Thursday, March 13, 2014
Leaning Towards P.I.S.A.: Do the ends justify the means?
The P.I.S.A. exam, or Programme for Internationale Assessment was put together by the O.E.C.D. (Organisation for Economic Co-operation and Development) in 1997. The first tests were administered in 2000. They test knowledge and its applications. The tests are given to students who are between 15 years and 3 months and 16 years and 2 months. They test math, reading, science, problem solving and financial literacy. They are supposed to test skills assumed to be necessary in our global economy. In addition, surveys are also given to students, parents and schools to assess demographics.
P.I.S.A. would not be my choice "yardstick" for measuring any nation's educational system for several reasons.
1. Cultural biases may be inherent in the test and in its translation. Roughly one-half million students take the test in 65 countries. According to some opinions, the very way in which students attempt to complete the exam is largely embedded in culture. In some countries, students attempt to complete every question (Holland). In other countries, students are more likely to skip questions (Germany and Austria). Students in some nations get slaughtered, so to speak, near the end of the exam.
2. The Test only measures children who attend school. It tells us nothing about vast inequalities of access to education. Although the U.S. is struggling to increase educational gains by sectors of our population, all children attend school.
3. China ranked #1 in the most recent P.I.S.A. ratings; yet, there are questions about whether or not its sample which is drawn largely from its stellar city of Shanghai (minus many children of migrant workers) is truly representative of the country.
Enter the P.I.S.A. Dragon!
4. If countries gear curriculum towards these tests, they can inflate their numbers, but at what cost? What gets tested will guide what is taught. Countries will game the system in so many ways that strike at the heart of the true purposes of education.

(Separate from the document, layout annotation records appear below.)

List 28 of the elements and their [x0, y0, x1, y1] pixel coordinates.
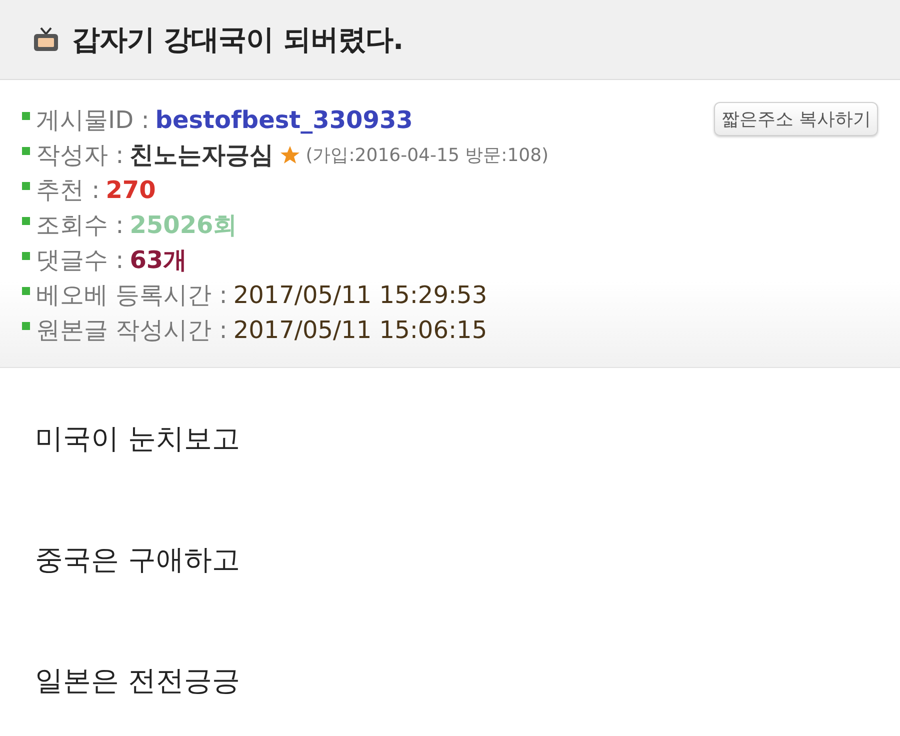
- info-value: 2017/05/11 15:29:53: [233, 280, 488, 308]
- copy-link-button[interactable]: 짧은주소 복사하기: [714, 102, 878, 136]
- post-title: 갑자기 강대국이 되버렸다.: [72, 22, 404, 58]
- info-label: 원본글 작성시간 :: [36, 314, 228, 346]
- info-label: 댓글수 :: [36, 244, 124, 276]
- bullet-icon: [22, 182, 30, 190]
- info-value: 270: [106, 176, 156, 204]
- info-label: 조회수 :: [36, 210, 124, 240]
- info-label: 추천 :: [36, 174, 100, 206]
- bullet-icon: [22, 322, 30, 330]
- info-value: 2017/05/11 15:06:15: [233, 316, 488, 344]
- bullet-icon: [22, 112, 30, 120]
- bullet-icon: [22, 252, 30, 260]
- info-label: 게시물ID :: [36, 104, 150, 136]
- body-text: 미국이 눈치보고: [35, 421, 241, 457]
- info-value: 25026회: [130, 210, 238, 240]
- body-text: 일본은 전전긍긍: [35, 663, 241, 699]
- info-value: 63개: [130, 244, 188, 276]
- join-info: (가입:2016-04-15 방문:108): [306, 144, 549, 166]
- info-label: 작성자 :: [36, 140, 124, 170]
- bullet-icon: [22, 216, 30, 224]
- info-value: 친노는자긍심: [130, 140, 274, 170]
- info-value: bestofbest_330933: [155, 106, 413, 134]
- bullet-icon: [22, 286, 30, 294]
- tv-icon: [32, 26, 60, 52]
- body-text: 중국은 구애하고: [35, 542, 241, 578]
- bullet-icon: [22, 146, 30, 154]
- info-label: 베오베 등록시간 :: [36, 280, 228, 310]
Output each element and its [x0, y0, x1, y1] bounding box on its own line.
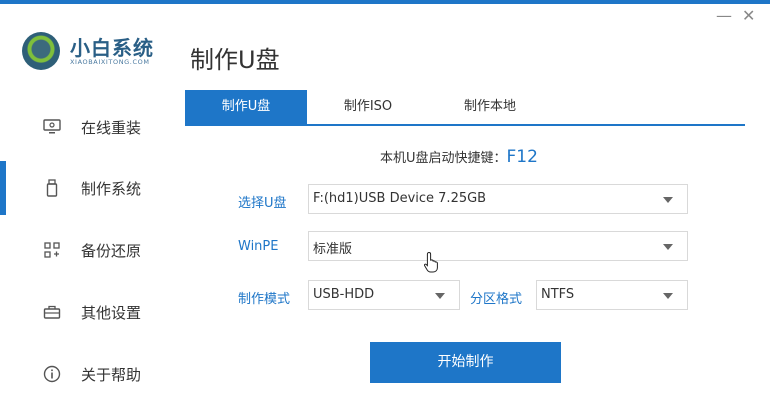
partition-label: 分区格式 [470, 292, 523, 307]
page-title: 制作U盘 [190, 46, 280, 74]
winpe-value: 标准版 [313, 242, 353, 257]
tab-make-usb[interactable]: 制作U盘 [185, 90, 307, 124]
backup-grid-icon [42, 240, 62, 260]
toolbox-icon [42, 302, 62, 322]
app-name: 小白系统 [70, 36, 154, 60]
info-icon [42, 364, 62, 384]
active-indicator [0, 161, 6, 215]
usb-device-value: F:(hd1)USB Device 7.25GB [313, 191, 487, 206]
chevron-down-icon [663, 197, 673, 203]
chevron-down-icon [663, 293, 673, 299]
tab-make-local[interactable]: 制作本地 [429, 90, 551, 124]
tab-make-iso[interactable]: 制作ISO [307, 90, 429, 124]
partition-select[interactable]: NTFS [536, 280, 688, 310]
hand-cursor-icon [423, 251, 440, 277]
usb-device-select[interactable]: F:(hd1)USB Device 7.25GB [308, 184, 688, 214]
hotkey-value: F12 [506, 147, 538, 167]
minimize-icon[interactable]: — [716, 8, 732, 24]
partition-value: NTFS [541, 287, 575, 302]
mode-select[interactable]: USB-HDD [308, 280, 460, 310]
sidebar-item-label: 其他设置 [81, 303, 142, 322]
sidebar-item-label: 制作系统 [81, 180, 142, 198]
start-make-button[interactable]: 开始制作 [370, 342, 561, 383]
sidebar-item-label: 在线重装 [81, 118, 142, 137]
sidebar-item-label: 备份还原 [81, 241, 142, 260]
hotkey-label: 本机U盘启动快捷键： [380, 151, 507, 166]
sidebar-item-online-reinstall[interactable]: 在线重装 [0, 107, 185, 147]
app-domain: XIAOBAIXITONG.COM [70, 58, 150, 66]
sidebar-item-backup-restore[interactable]: 备份还原 [0, 230, 185, 270]
mode-value: USB-HDD [313, 287, 375, 302]
hotkey-info: 本机U盘启动快捷键：F12 [380, 147, 538, 167]
close-icon[interactable]: ✕ [742, 8, 755, 24]
sidebar-item-label: 关于帮助 [81, 365, 142, 384]
tab-bar: 制作U盘 制作ISO 制作本地 [185, 90, 745, 126]
chevron-down-icon [663, 244, 673, 250]
winpe-select[interactable]: 标准版 [308, 231, 688, 261]
app-logo-icon [22, 32, 60, 70]
monitor-icon [42, 117, 62, 137]
chevron-down-icon [435, 293, 445, 299]
usb-drive-icon [42, 178, 62, 198]
sidebar-item-other-settings[interactable]: 其他设置 [0, 292, 185, 332]
winpe-label: WinPE [238, 239, 279, 254]
sidebar-item-make-system[interactable]: 制作系统 [0, 158, 185, 218]
mode-label: 制作模式 [238, 292, 291, 307]
usb-select-label: 选择U盘 [238, 196, 287, 211]
sidebar-item-about-help[interactable]: 关于帮助 [0, 354, 185, 394]
sidebar: 小白系统 XIAOBAIXITONG.COM 在线重装 制作系统 备份还原 其他… [0, 4, 185, 393]
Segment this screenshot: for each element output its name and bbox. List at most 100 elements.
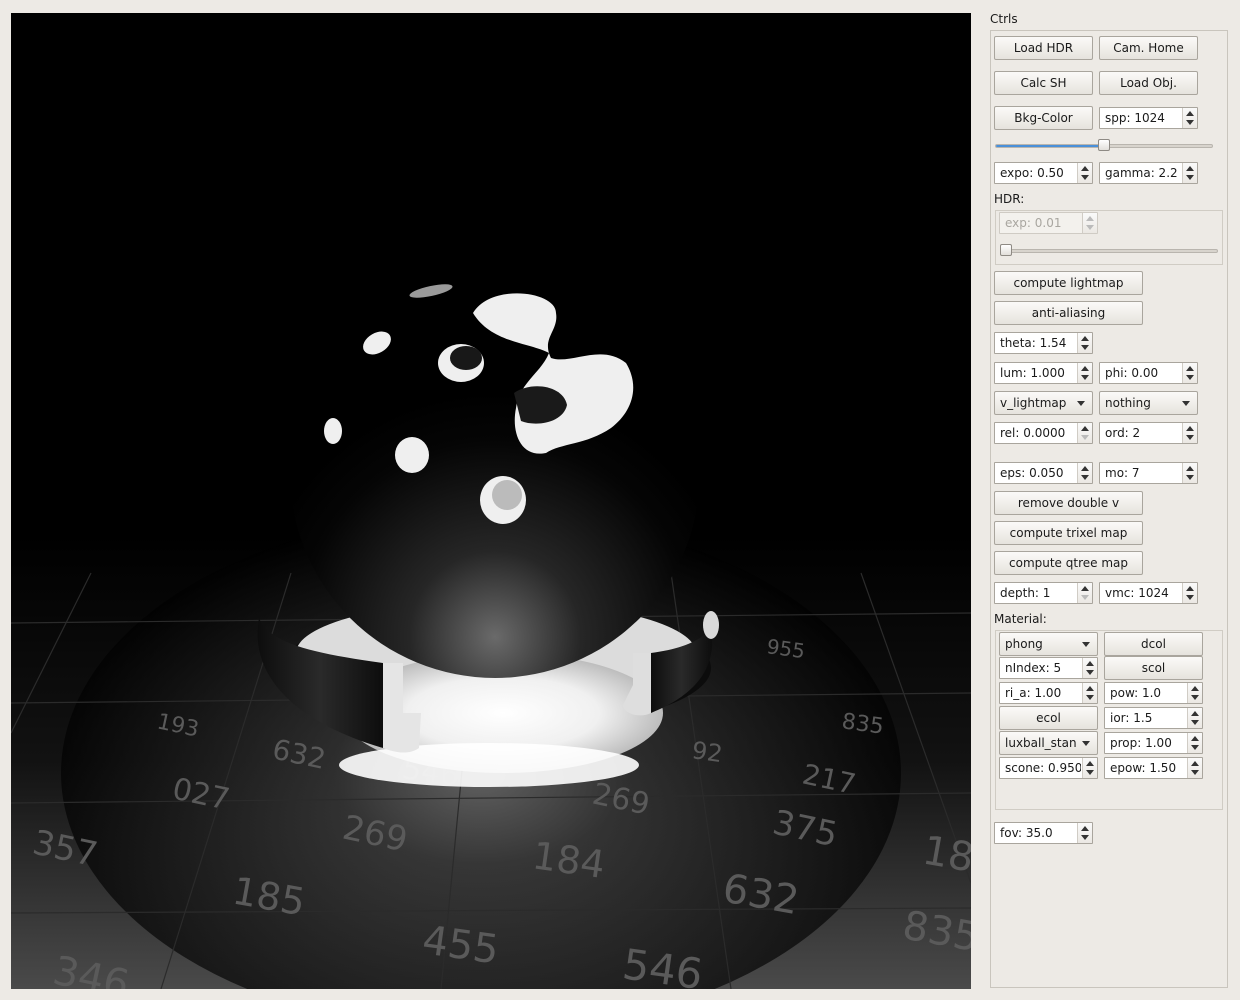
- spin-down-icon[interactable]: [1186, 595, 1194, 600]
- spin-down-icon[interactable]: [1086, 770, 1094, 775]
- spin-down-icon[interactable]: [1191, 770, 1199, 775]
- shader-select[interactable]: phong: [999, 632, 1098, 656]
- mo-spinbox[interactable]: mo: 7: [1099, 462, 1198, 484]
- hdr-slider-handle[interactable]: [1000, 244, 1012, 256]
- compute-qtree-map-button[interactable]: compute qtree map: [994, 551, 1143, 575]
- spin-up-icon[interactable]: [1086, 216, 1094, 221]
- load-hdr-button[interactable]: Load HDR: [994, 36, 1093, 60]
- remove-double-v-button[interactable]: remove double v: [994, 491, 1143, 515]
- load-obj-button[interactable]: Load Obj.: [1099, 71, 1198, 95]
- scone-spinbox[interactable]: scone: 0.950: [999, 757, 1098, 779]
- scol-button[interactable]: scol: [1104, 656, 1203, 680]
- spin-down-icon[interactable]: [1081, 475, 1089, 480]
- spin-down-icon[interactable]: [1081, 175, 1089, 180]
- luxball-select[interactable]: luxball_standard: [999, 731, 1098, 755]
- spin-down-icon[interactable]: [1086, 695, 1094, 700]
- epow-arrows[interactable]: [1187, 758, 1202, 778]
- vmc-arrows[interactable]: [1182, 583, 1197, 603]
- spin-down-icon[interactable]: [1081, 345, 1089, 350]
- ri-a-spinbox[interactable]: ri_a: 1.00: [999, 682, 1098, 704]
- hdr-slider[interactable]: [1000, 249, 1218, 253]
- spin-up-icon[interactable]: [1081, 826, 1089, 831]
- rel-arrows[interactable]: [1077, 423, 1092, 443]
- spin-down-icon[interactable]: [1081, 595, 1089, 600]
- vmc-spinbox[interactable]: vmc: 1024: [1099, 582, 1198, 604]
- spin-down-icon[interactable]: [1186, 435, 1194, 440]
- fov-arrows[interactable]: [1077, 823, 1092, 843]
- spin-up-icon[interactable]: [1186, 366, 1194, 371]
- depth-spinbox[interactable]: depth: 1: [994, 582, 1093, 604]
- spin-up-icon[interactable]: [1186, 466, 1194, 471]
- spin-up-icon[interactable]: [1191, 736, 1199, 741]
- spin-up-icon[interactable]: [1191, 761, 1199, 766]
- theta-arrows[interactable]: [1077, 333, 1092, 353]
- spin-up-icon[interactable]: [1081, 336, 1089, 341]
- pow-spinbox[interactable]: pow: 1.0: [1104, 682, 1203, 704]
- compute-trixel-map-button[interactable]: compute trixel map: [994, 521, 1143, 545]
- prop-spinbox[interactable]: prop: 1.00: [1104, 732, 1203, 754]
- spin-down-icon[interactable]: [1081, 835, 1089, 840]
- fov-spinbox[interactable]: fov: 35.0: [994, 822, 1093, 844]
- spin-up-icon[interactable]: [1186, 586, 1194, 591]
- theta-spinbox[interactable]: theta: 1.54: [994, 332, 1093, 354]
- spin-down-icon[interactable]: [1186, 120, 1194, 125]
- spp-slider-handle[interactable]: [1098, 139, 1110, 151]
- spin-up-icon[interactable]: [1186, 426, 1194, 431]
- gamma-spinbox[interactable]: gamma: 2.2: [1099, 162, 1198, 184]
- spin-up-icon[interactable]: [1086, 761, 1094, 766]
- hdr-exp-arrows[interactable]: [1082, 213, 1097, 233]
- expo-spinbox[interactable]: expo: 0.50: [994, 162, 1093, 184]
- spp-spinbox[interactable]: spp: 1024: [1099, 107, 1198, 129]
- anti-aliasing-button[interactable]: anti-aliasing: [994, 301, 1143, 325]
- spin-up-icon[interactable]: [1191, 711, 1199, 716]
- epow-spinbox[interactable]: epow: 1.50: [1104, 757, 1203, 779]
- depth-arrows[interactable]: [1077, 583, 1092, 603]
- spin-down-icon[interactable]: [1081, 375, 1089, 380]
- render-viewport[interactable]: 346 455 546 835 185 184 632 357 269 375 027 632 269 2…: [11, 13, 971, 989]
- eps-spinbox[interactable]: eps: 0.050: [994, 462, 1093, 484]
- spin-up-icon[interactable]: [1081, 586, 1089, 591]
- spin-up-icon[interactable]: [1081, 366, 1089, 371]
- gamma-arrows[interactable]: [1182, 163, 1197, 183]
- spin-up-icon[interactable]: [1081, 166, 1089, 171]
- ord-spinbox[interactable]: ord: 2: [1099, 422, 1198, 444]
- hdr-exp-spinbox[interactable]: exp: 0.01: [999, 212, 1098, 234]
- lum-spinbox[interactable]: lum: 1.000: [994, 362, 1093, 384]
- spin-down-icon[interactable]: [1191, 745, 1199, 750]
- lum-arrows[interactable]: [1077, 363, 1092, 383]
- dcol-button[interactable]: dcol: [1104, 632, 1203, 656]
- spp-arrows[interactable]: [1182, 108, 1197, 128]
- mo-arrows[interactable]: [1182, 463, 1197, 483]
- spin-down-icon[interactable]: [1186, 375, 1194, 380]
- overlay-select[interactable]: nothing: [1099, 391, 1198, 415]
- ord-arrows[interactable]: [1182, 423, 1197, 443]
- nindex-arrows[interactable]: [1082, 658, 1097, 678]
- phi-arrows[interactable]: [1182, 363, 1197, 383]
- pow-arrows[interactable]: [1187, 683, 1202, 703]
- spin-down-icon[interactable]: [1086, 225, 1094, 230]
- spin-up-icon[interactable]: [1186, 111, 1194, 116]
- spin-down-icon[interactable]: [1191, 695, 1199, 700]
- mode-select[interactable]: v_lightmap: [994, 391, 1093, 415]
- rel-spinbox[interactable]: rel: 0.0000: [994, 422, 1093, 444]
- spin-down-icon[interactable]: [1186, 175, 1194, 180]
- compute-lightmap-button[interactable]: compute lightmap: [994, 271, 1143, 295]
- cam-home-button[interactable]: Cam. Home: [1099, 36, 1198, 60]
- ior-arrows[interactable]: [1187, 708, 1202, 728]
- ior-spinbox[interactable]: ior: 1.5: [1104, 707, 1203, 729]
- phi-spinbox[interactable]: phi: 0.00: [1099, 362, 1198, 384]
- scone-arrows[interactable]: [1082, 758, 1097, 778]
- eps-arrows[interactable]: [1077, 463, 1092, 483]
- calc-sh-button[interactable]: Calc SH: [994, 71, 1093, 95]
- spin-down-icon[interactable]: [1086, 670, 1094, 675]
- ecol-button[interactable]: ecol: [999, 706, 1098, 730]
- spin-up-icon[interactable]: [1186, 166, 1194, 171]
- ri-a-arrows[interactable]: [1082, 683, 1097, 703]
- spin-up-icon[interactable]: [1191, 686, 1199, 691]
- spin-up-icon[interactable]: [1086, 661, 1094, 666]
- bkg-color-button[interactable]: Bkg-Color: [994, 106, 1093, 130]
- prop-arrows[interactable]: [1187, 733, 1202, 753]
- spin-up-icon[interactable]: [1081, 426, 1089, 431]
- spin-down-icon[interactable]: [1081, 435, 1089, 440]
- spin-down-icon[interactable]: [1186, 475, 1194, 480]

Some link SAT scores to IQ; some link them to college readiness. When I went to school, SAT scores told me more about which families had more disposable income to funnel into Stanley Kaplan and the desire to do so. After the initial P.I.S.A. tests were given, people knew the nature of the beast, so to speak. Now, scores may not so much evaluate application of knowledge as degree of test prep in the host nations.
5. Standardized tests fail to measure creativity, invention, ingenuity, social skills and other, ultimately non-measurable gems integral to "success" (a term whose very definition is highly debatable) in life. The test supposedly evaluates skills necessary in the global economy by reducing whole educational systems to basically three numbers. I wonder with much trepidation how much the world will lose by focusing on turning out little, standard-issue automatons of the corporate world. Is there any place left for philosophy, music, art, invention, that which cannot be quantified, but may be among the most beautiful and important aspects of life? Must we all wear gray, flannel suits?
If P.I.S.A. becomes the ultimate measure of the worth of a nation's educational system, so much of beauty and diversity will be lost. Pearson may profit, but persons will not.